Interserve Faces Fight With Shareholders Hammered by Rescue Plan
(Bloomberg) -- Interserve Plc, a beleaguered U.K. government contractor, announced a rescue plan Wednesday that hands control to creditors and sets the stage for a battle with shareholders who could be all but wiped out.
The cleaning and maintenance contractor plans to cut debt by more than half, swapping it for shares that would leave creditors holding 97.5 percent of the company, according to a statement.
The bailout comes little more than a year after the collapse of rival Carillion Plc, whose liquidation cost almost 3,000 jobs and left 30,000 suppliers and subcontractors with 2 billion pounds ($2.6 billion) in unpaid bills. That debacle, one of the biggest corporate failures in British history, led to calls from the opposition Labour Party for such services to be brought under state control.
The deal proposed Wednesday, which Chief Executive Officer Debbie White called “critical to the Interserve Group’s future,” has the backing of all the company’s creditors. But at least one shareholder is preparing to fight it.
Coltrane Master Fund, a New York-based hedge fund that holds more than 17 percent of Interserve, is engaging lawyers to help renegotiate the plan, according to people familiar with the situation who asked not to be identified because the matter is private.

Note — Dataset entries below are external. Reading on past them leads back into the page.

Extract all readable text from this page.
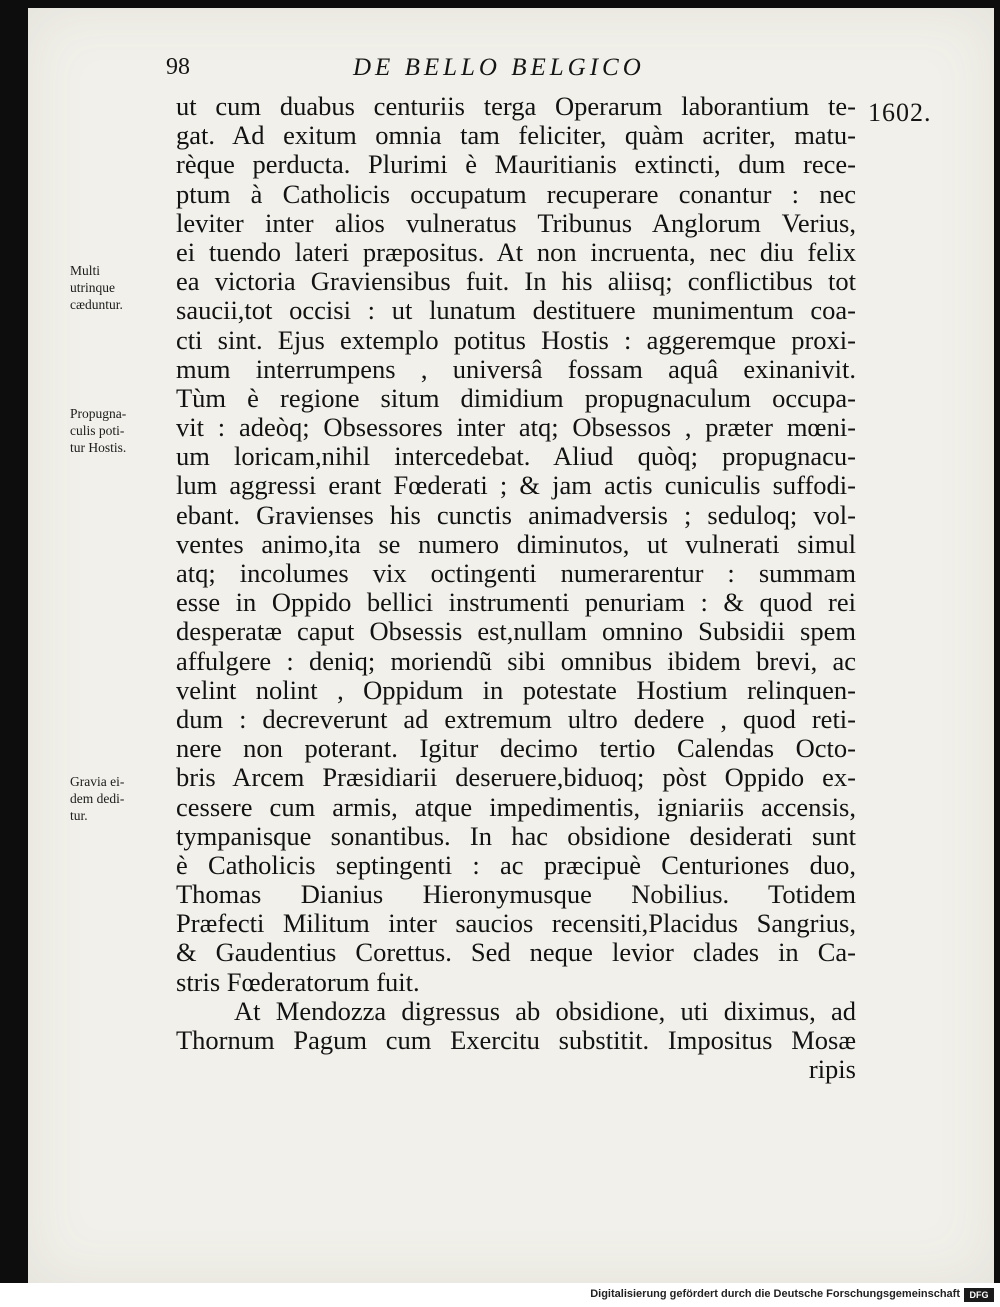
98	DE BELLO BELGICO
1602.
Multi
utrinque
cæduntur.
Propugna-
culis poti-
tur Hostis.
Gravia ei-
dem dedi-
tur.
ut cum duabus centuriis terga Operarum laborantium te-
gat. Ad exitum omnia tam feliciter, quàm acriter, matu-
rèque perducta. Plurimi è Mauritianis extincti, dum rece-
ptum à Catholicis occupatum recuperare conantur : nec
leviter inter alios vulneratus Tribunus Anglorum Verius,
ei tuendo lateri præpositus. At non incruenta, nec diu felix
ea victoria Graviensibus fuit. In his aliisq; conflictibus tot
saucii,tot occisi : ut lunatum destituere munimentum coa-
cti sint. Ejus extemplo potitus Hostis : aggeremque proxi-
mum interrumpens , universâ fossam aquâ exinanivit.
Tùm è regione situm dimidium propugnaculum occupa-
vit : adeòq; Obsessores inter atq; Obsessos , præter mœni-
um loricam,nihil intercedebat. Aliud quòq; propugnacu-
lum aggressi erant Fœderati ; & jam actis cuniculis suffodi-
ebant. Gravienses his cunctis animadversis ; seduloq; vol-
ventes animo,ita se numero diminutos, ut vulnerati simul
atq; incolumes vix octingenti numerarentur : summam
esse in Oppido bellici instrumenti penuriam : & quod rei
desperatæ caput Obsessis est,nullam omnino Subsidii spem
affulgere : deniq; moriendũ sibi omnibus ibidem brevi, ac
velint nolint , Oppidum in potestate Hostium relinquen-
dum : decreverunt ad extremum ultro dedere , quod reti-
nere non poterant. Igitur decimo tertio Calendas Octo-
bris Arcem Præsidiarii deseruere,biduoq; pòst Oppido ex-
cessere cum armis, atque impedimentis, igniariis accensis,
tympanisque sonantibus. In hac obsidione desiderati sunt
è Catholicis septingenti : ac præcipuè Centuriones duo,
Thomas Dianius Hieronymusque Nobilius. Totidem
Præfecti Militum inter saucios recensiti,Placidus Sangrius,
& Gaudentius Corettus. Sed neque levior clades in Ca-
stris Fœderatorum fuit.
At Mendozza digressus ab obsidione, uti diximus, ad
Thornum Pagum cum Exercitu substitit. Impositus Mosæ
ripis
Digitalisierung gefördert durch die Deutsche Forschungsgemeinschaft	DFG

Interserve said in a separate announcement Wednesday that Coltrane is calling for a shareholder meeting at which it intends to seek the removal of company directors including Chairman Glyn Barker and Chief Financial Officer Mark Whiteling.
Officials at Coltrane and Interserve declined to comment on the hedge fund’s strategy.
Under the current proposal, Interserve’s net debt will be cut by more than half to about 275 million pounds as it issues 480 million pounds of new shares to current creditors. Existing lenders will also provide an additional 75 million pounds of liquidity through a new debt facility maturing in 2022.
The agreement also involves the transfer of 350 million pounds of Interserve’s consolidated debt to its RMDK subsidiary, which contributed 54.4 million pounds to group operating profit in 2017, according to Interserve’s annual report.
The company said in December it aimed to cut net debt to around 1.5 times earnings amid discussions with its bankers. It reported net debt of 614 million pounds as of June 2018. The debt-for-equity swap announced on Wednesday will lower indebtedness to less than 1 time earnings, excluding the RMDK debt, according to Wednesday’s statement.